We began with the easy part: the computer. Christopher set up the motherboard, power supply, hard drive, and a spare CD-ROM drive and installed the latest Ubuntu Linux build on the machine. He also installed several C libs, gcc, apache2, and php5. Deian got to work on writing the C and Perl code while Christopher began to mount the components. He disconnected the CD-ROM drive, set up the sshd service, and gave it a DNS entry of automation.ee.cooper.edu. The door is right next to one of the server racks, so Christopher mounted the power supply just to the side of the hinge on the wall with hot glue, then placed the motherboard on the other side of the hinge on the door. The hard drive was mounted above it, also with hot glue, and cables were connected. Christopher soon discovered that the motherboard and hard drive were too close to the hinge for the door to close completely, so he pried both off and mounted them further inward.
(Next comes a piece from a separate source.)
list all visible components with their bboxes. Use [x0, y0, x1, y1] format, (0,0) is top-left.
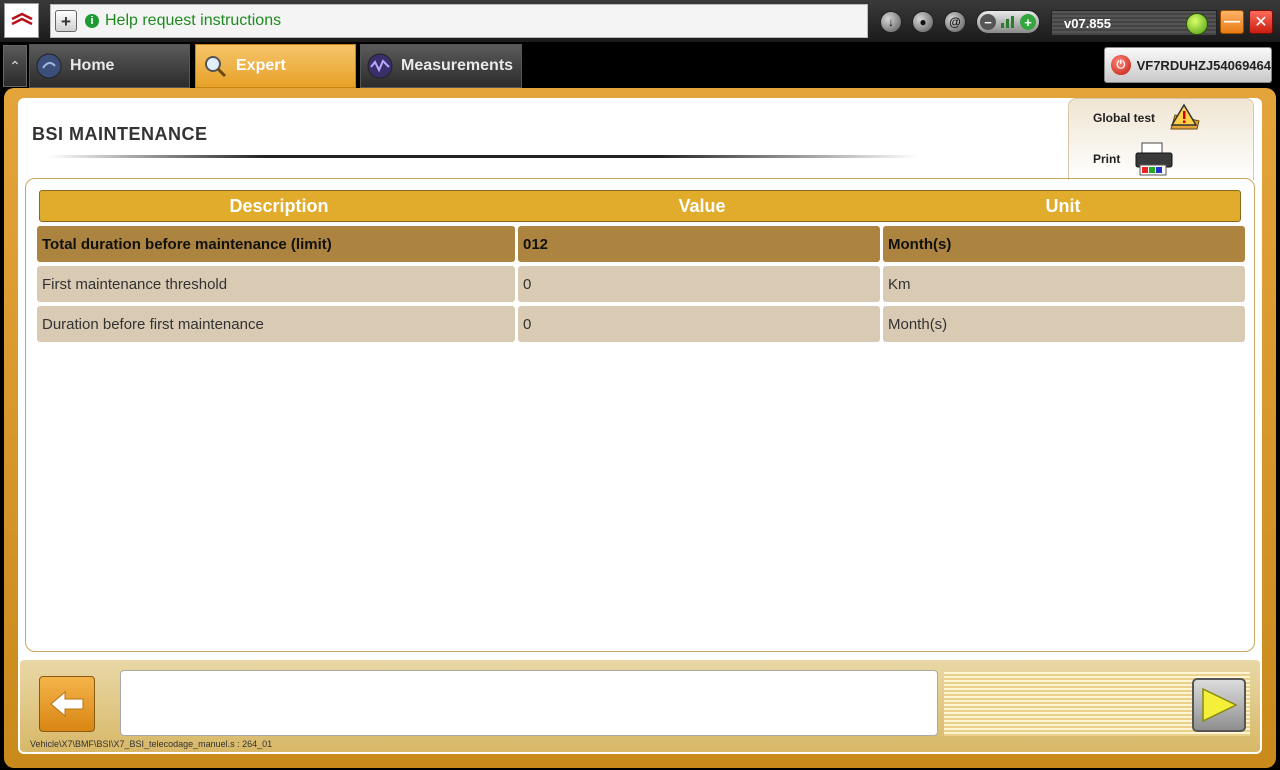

The downside was an remains that the power supply’s cables aren’t long enough to allow the door to open a full 90 degrees; it can only open around 75 degrees.
An ethernet card was added since the motherboard lacked an onboard RJ-45 jack and hot-glued in place in its slot to prevent it falling out from repeatitive motion, then the ethernet-power bundle leading from the door to the power supply and network switch was reinforced. Next, the servo was put into a test bed and it was determined that it might be insufficient for our needs due to its small angle of rotation, though it was soon determined it had already been modified for continuous rotation. Once connected to a function generator and an oscilloscope, we found that it would only turn in one direction, so we disassembled it, desoldered the control PCB, and soldered two leads directly to the motor terminals, leaving the internal geartrain intact for the necessary torque.
To control the motor, we build an H-bridge out of four NPN darlington power transistors, then added additional circuitry on the breadboard to control the LEDs. The parallel port is thus dealing with four outputs:
- Motor Up
- Motor Down
- UL-LR LED Diagonal Pair
- LL-UR LED Diagonal Pair
The software was never fully documented beyond the descriptions above.